Hull KR forward Frankie Halton says it will mean the world to him and his family when he pulls on the green jersey of Ireland at this year’s World Cup.
The 26-year-old has been a revelation in Super League since linking up with the Robins ahead of this season, even attracting interest from the NRL.
Halton was born in England and grew up in the Lancashire town of Leigh. He is of Irish heritage through his mother’s side of the family, with his granddad hailing from Dublin.
Halton made his international debut for Ireland in a win over Spain in the World Cup qualifying process in 2019, and then played against Italy.
“My grandad was from Dublin and our family are from Kinsale so that’s my heritage,” Halton told Love Rugby League.

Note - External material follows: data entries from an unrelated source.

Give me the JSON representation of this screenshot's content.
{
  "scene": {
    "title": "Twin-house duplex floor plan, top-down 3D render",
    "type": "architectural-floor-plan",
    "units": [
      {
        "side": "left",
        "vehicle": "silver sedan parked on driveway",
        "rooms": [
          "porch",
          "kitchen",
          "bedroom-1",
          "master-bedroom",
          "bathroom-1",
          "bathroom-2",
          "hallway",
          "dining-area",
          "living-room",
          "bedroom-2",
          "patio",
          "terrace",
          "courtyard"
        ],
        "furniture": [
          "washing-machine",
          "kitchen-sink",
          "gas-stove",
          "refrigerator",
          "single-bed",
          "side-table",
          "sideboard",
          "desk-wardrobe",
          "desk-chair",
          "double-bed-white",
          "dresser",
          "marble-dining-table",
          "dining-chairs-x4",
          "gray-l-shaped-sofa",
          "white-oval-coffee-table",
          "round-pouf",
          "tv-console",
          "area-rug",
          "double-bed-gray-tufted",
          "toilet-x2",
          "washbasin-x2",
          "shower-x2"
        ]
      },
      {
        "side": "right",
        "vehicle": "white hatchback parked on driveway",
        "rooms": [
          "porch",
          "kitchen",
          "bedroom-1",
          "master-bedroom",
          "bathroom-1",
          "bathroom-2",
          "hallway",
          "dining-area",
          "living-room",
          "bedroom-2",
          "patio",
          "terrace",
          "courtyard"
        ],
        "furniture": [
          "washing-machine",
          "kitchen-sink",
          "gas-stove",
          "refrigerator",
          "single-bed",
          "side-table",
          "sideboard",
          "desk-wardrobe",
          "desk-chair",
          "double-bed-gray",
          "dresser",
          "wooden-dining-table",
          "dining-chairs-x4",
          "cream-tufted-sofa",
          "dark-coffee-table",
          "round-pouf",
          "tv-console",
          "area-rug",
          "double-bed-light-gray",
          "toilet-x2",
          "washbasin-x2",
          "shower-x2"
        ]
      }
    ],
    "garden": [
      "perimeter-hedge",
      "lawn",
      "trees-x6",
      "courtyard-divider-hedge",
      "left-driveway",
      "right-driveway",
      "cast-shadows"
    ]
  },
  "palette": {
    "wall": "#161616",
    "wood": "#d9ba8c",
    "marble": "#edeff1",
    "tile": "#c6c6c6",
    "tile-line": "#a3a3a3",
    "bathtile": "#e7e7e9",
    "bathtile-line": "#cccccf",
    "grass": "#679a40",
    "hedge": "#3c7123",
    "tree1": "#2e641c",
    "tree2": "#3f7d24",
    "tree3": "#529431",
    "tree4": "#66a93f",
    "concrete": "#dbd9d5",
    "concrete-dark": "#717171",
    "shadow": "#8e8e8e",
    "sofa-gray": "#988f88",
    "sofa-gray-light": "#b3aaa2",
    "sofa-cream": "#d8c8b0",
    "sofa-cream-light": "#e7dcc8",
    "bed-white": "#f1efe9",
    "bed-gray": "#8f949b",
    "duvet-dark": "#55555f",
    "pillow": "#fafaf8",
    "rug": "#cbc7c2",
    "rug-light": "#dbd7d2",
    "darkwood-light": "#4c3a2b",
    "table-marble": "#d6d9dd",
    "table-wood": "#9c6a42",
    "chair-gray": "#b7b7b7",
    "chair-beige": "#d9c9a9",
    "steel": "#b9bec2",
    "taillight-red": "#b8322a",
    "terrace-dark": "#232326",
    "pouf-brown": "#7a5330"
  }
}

“It means a lot to my mum. She cried when I made my Ireland debut a few years ago and she still bangs on about it now. It is really important to us as a family so I’m really excited and I can’t wait for the World Cup.”
Ireland targeting quarter-finals, says Frankie Halton
The Wolfhounds will be led by history-maker Ged Corcoran at this year’s tournament. Corcoran is the first Irish-born head coach of the Ireland national team.
Ireland are in a group with New Zealand, Lebanon and Jamaica this year. Halton insists they are serious about the World Cup and are eager to show the world what they are made of.
“I’m really excited,” Halton said. “I’ve tried not to think of it too much throughout the season but now we are getting towards the back end of the year it is getting exciting.
“There’s a couple of new additions on the backroom staff and there’s a few NRL lads who are putting their hand up, so hopefully we’ll have a good team and that we can have a red hot crack at it.
“I think the quarters are the minimum for us. We are putting together a strong team. We’ve got a couple of good teams in our group but I don’t see why we can’t make the quarter-finals at least, so that’s the goal.”
Rugby league growing in Ireland
Halton, who has previously played for Featherstone and Swinton, believes a strong World Cup campaign could help catapult the sport on the island.
“The game is definitely growing over there, Halton added.
“We’ve had some of the Irish domestic boys come and train with us in the past. When we were in camp in 2019, some of the amateur lads came and trained with us.
“The game is growing over there, we just need to give it another big push. If we have a good World Cup then it could go big over there. Hopefully we can get some more grassroots clubs involved and build it up from there.”
Ireland face Jamaica in their first World Cup game at Headingley on Sunday, October 16.